镜头重新调整,对准了被放在桌面小支架上面的胸针,与此同时,她也再次收到了祝奇的消息:“你在干什么?!怎么可以在公众面前说出那种话?我不是让你态度好一点吗?你告诉杜浔你是谁,何毓秀是有可能答应跟你私下交流的!”
还不是都怪杜浔……上来就说她不配拿到何毓秀的联系方式……
邱子玉咬了咬唇,屏幕上的太阳胸针正在无声转动眼珠,直播间里面虽然没有故意打灯,可杜浔的直播设备很好,把它拍的纤毫毕现,这一刻,仿佛成为了金曜专门为PPC打造的新品发布会。
“我当然看得到你们……我的原始输入者是金煦,情感模块来自于何毓秀,我们已经在一起有段时间了,唔……不行,即便我的新模型上线,你们也无法得到我,我只属于秀秀,因为金煦背叛了我!”
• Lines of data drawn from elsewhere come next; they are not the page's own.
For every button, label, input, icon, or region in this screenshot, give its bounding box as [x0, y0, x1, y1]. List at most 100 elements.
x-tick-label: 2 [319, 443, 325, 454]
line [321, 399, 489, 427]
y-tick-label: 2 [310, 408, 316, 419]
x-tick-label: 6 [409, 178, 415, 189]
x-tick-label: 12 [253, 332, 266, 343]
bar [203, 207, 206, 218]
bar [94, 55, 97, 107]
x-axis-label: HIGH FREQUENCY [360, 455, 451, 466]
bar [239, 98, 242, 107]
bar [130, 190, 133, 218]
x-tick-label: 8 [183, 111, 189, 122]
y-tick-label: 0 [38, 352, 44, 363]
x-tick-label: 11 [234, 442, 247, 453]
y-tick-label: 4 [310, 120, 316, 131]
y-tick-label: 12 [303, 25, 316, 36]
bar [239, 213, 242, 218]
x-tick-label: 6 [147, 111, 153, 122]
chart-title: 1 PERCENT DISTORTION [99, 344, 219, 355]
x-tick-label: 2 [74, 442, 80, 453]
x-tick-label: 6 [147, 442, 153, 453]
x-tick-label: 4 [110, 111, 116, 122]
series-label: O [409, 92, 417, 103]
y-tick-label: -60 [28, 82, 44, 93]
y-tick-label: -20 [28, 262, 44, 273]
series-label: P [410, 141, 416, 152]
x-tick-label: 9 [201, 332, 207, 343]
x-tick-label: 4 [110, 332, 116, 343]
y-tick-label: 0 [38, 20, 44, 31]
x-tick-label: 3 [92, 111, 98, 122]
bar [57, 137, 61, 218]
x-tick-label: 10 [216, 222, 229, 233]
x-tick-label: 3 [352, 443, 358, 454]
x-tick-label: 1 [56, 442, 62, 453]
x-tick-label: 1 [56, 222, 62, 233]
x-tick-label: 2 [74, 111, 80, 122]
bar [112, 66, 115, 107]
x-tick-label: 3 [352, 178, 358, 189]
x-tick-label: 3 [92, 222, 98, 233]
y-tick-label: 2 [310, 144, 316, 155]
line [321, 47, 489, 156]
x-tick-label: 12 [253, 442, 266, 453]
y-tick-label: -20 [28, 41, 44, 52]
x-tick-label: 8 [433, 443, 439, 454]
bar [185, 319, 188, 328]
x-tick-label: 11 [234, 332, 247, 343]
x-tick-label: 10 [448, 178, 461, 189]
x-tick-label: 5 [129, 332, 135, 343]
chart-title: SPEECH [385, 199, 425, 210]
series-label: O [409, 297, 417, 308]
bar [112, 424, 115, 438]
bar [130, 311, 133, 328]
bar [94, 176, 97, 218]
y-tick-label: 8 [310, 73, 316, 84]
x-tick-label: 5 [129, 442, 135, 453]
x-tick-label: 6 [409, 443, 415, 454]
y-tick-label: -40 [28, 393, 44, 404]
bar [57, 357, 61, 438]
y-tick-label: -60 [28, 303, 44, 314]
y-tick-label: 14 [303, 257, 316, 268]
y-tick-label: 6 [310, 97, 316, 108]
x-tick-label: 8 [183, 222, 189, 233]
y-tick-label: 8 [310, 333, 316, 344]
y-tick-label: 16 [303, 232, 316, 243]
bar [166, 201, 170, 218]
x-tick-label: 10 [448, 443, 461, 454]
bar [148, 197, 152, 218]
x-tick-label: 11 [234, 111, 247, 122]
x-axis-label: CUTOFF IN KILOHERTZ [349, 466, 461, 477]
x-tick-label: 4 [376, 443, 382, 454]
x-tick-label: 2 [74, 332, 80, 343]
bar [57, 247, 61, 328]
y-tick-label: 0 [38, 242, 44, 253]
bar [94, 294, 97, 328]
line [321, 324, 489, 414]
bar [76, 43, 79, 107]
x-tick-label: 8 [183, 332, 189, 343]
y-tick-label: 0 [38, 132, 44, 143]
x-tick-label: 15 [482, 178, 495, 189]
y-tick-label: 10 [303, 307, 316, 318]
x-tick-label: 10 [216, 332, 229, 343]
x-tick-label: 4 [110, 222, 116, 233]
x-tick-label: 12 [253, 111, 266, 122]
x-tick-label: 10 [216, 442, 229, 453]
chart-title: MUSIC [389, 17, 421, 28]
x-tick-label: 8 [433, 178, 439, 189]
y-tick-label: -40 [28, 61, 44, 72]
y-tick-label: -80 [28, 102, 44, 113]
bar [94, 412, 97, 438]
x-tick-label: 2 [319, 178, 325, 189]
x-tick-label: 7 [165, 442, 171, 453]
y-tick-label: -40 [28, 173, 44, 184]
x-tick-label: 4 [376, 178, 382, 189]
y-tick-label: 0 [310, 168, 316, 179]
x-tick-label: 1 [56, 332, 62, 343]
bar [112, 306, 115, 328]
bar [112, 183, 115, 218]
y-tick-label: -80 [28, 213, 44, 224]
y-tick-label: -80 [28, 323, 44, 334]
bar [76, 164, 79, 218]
在一众‘细说背叛’的弹幕之中,PPC及时捕捉到了其他的字眼,道:“是的,我们差点把正事给忘了,你不是有秀秀不敢听的话要说吗?现在可以说了。”
那个电子眼离开了弹幕,朝侧上方移动半寸。
邱子玉立刻感觉自己被盯住了。
她不自觉地放软了语气:“我,我现在要他的联系方式……可以吗?”
“‘现在要联系方式可以嘛~’”PPC学着她的语气,道:“不可以喔,因为你这撒娇评分只有2.7呢,连平账刚才的恶意值都不够,更无法释放同情分,不然您再尝试挤一挤眼泪……”
“咳。”何毓秀开了口,PPC的眼珠飞速朝他的方向转了一下,在邱子玉压抑的呼吸之中,及时转换语气:“对不起,刚才是我轻佻了,真正的原因是这件事情已经进入了公诉程序,现在要追责的不是秀秀,而是公检法。所以你联系秀秀是没有任何作用的,除非你有能力可以更改国家法律。”
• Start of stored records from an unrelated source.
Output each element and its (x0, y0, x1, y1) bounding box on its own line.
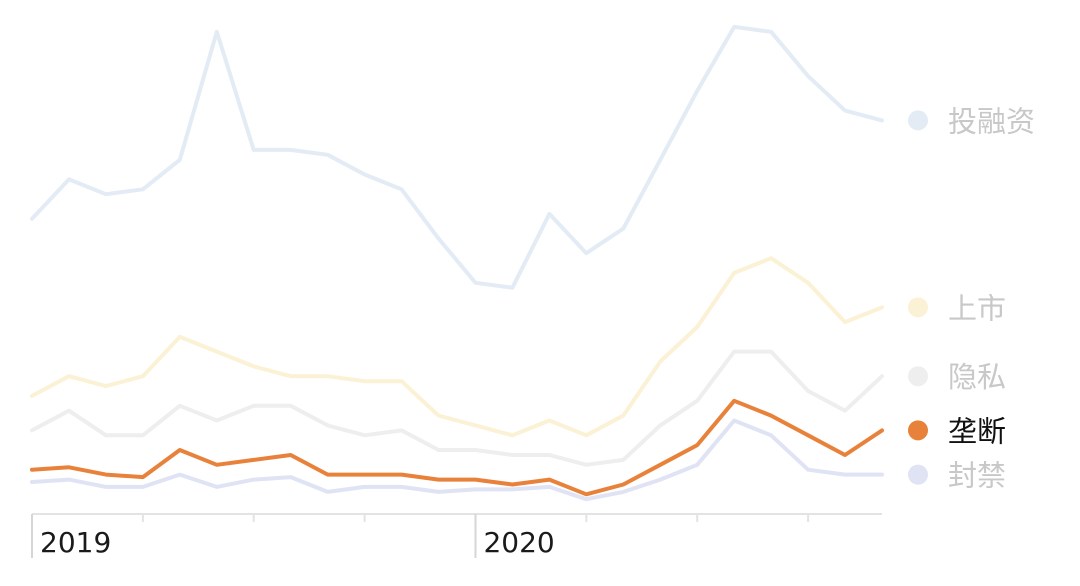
series-line-4 (30, 418, 884, 502)
legend-label-1: 上市 (948, 291, 1006, 325)
legend-marker-1 (908, 297, 928, 318)
x-tick-label-0: 2019 (40, 526, 111, 559)
legend-label-2: 隐私 (948, 360, 1006, 394)
series-line-1 (30, 256, 884, 438)
legend-label-0: 投融资 (948, 104, 1035, 138)
series-line-2 (30, 349, 884, 467)
x-axis: 2019 2020 (31, 513, 882, 559)
legend-marker-2 (908, 366, 928, 387)
series-lines (30, 24, 884, 502)
legend-marker-0 (908, 110, 928, 131)
series-line-0 (30, 24, 884, 290)
legend-label-4: 封禁 (948, 459, 1006, 493)
x-tick-label-1: 2020 (483, 526, 554, 559)
series-line-3 (30, 398, 884, 497)
legend-marker-4 (908, 464, 928, 485)
legend-marker-3 (908, 420, 928, 441)
legend-label-3: 垄断 (948, 414, 1006, 448)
弹幕再次惊呆了:“走公诉?那就全部都是危害国家安全的刑事案件啊!我去,这事儿可就大了!”
“姑娘,你爸妈到底做了什么?”
“还有什么我不知道的瓜吗?!”
“你爸妈不会鲨仁了吧?!!”
祝奇的消息再次弹了出来,“下麦!!!!”
邱子玉的屏幕上却始终保持着清屏的状态,她没有去看弹幕,自然也不知道上面究竟在说什么。她只知道,如果自己下麦的话,下次想要再遇到何毓秀,就是难如登天了……
“子玉,我们都是为了你啊……”她又想起父亲恳求的表情,强作镇定,道:“当年的事情,爸妈是有苦衷的,他们是为了我……如果他们不那样做的话,我就要死了……哥,你能不能,看在他们生了你的份上,妈还把你送到了金家,你能不能,看在自己这么多年生活美满的份上,帮他们说句话?”
“法律不能做为情感的延伸,苦衷也不能抵消犯罪的后果。”PPC端正无比地道:“如果所有人都跟你们家人一样,只要家里有快死的人,就去绑架别人家的孩子,再进行勒索、敲诈,那这个社会还有公理可言吗?”
“……我不想跟你说话。”邱子玉捏着手机,道:“我要何毓秀回答我。”
PPC安静了几秒,直播间里面的人数已经到了十五万,邱子玉执着地等待着,直到——
PPC再次开口,“你的逻辑我听懂了,你想用‘亲情’来换取刑事犯罪的赦免权,对吗?”
“你不否认你的父母绑架过何毓秀,只是说,‘那是为了救你’,你也不否认何毓秀被你的父母遗弃,只是说,‘他最后过得很好’,你不想跟我说话,只想听何毓秀的回应,是因为你依旧坚信,只要把他拖进血缘的泥潭,他就会软下来。”
“你一个AI你懂什么?!”
“我确实不懂,我不懂你们一家为什么能在抛弃他之后还能用绑架他来换取金钱,我不懂为什么你父母把他绑走之后还要给他下近乎致死量的迷药,我更不懂这么多年过去了,金家明明都已经放过了你们,为什么你们还要那么贪婪,妄想继续索取他的人生……人怎么可以厚颜无耻到这种地步?”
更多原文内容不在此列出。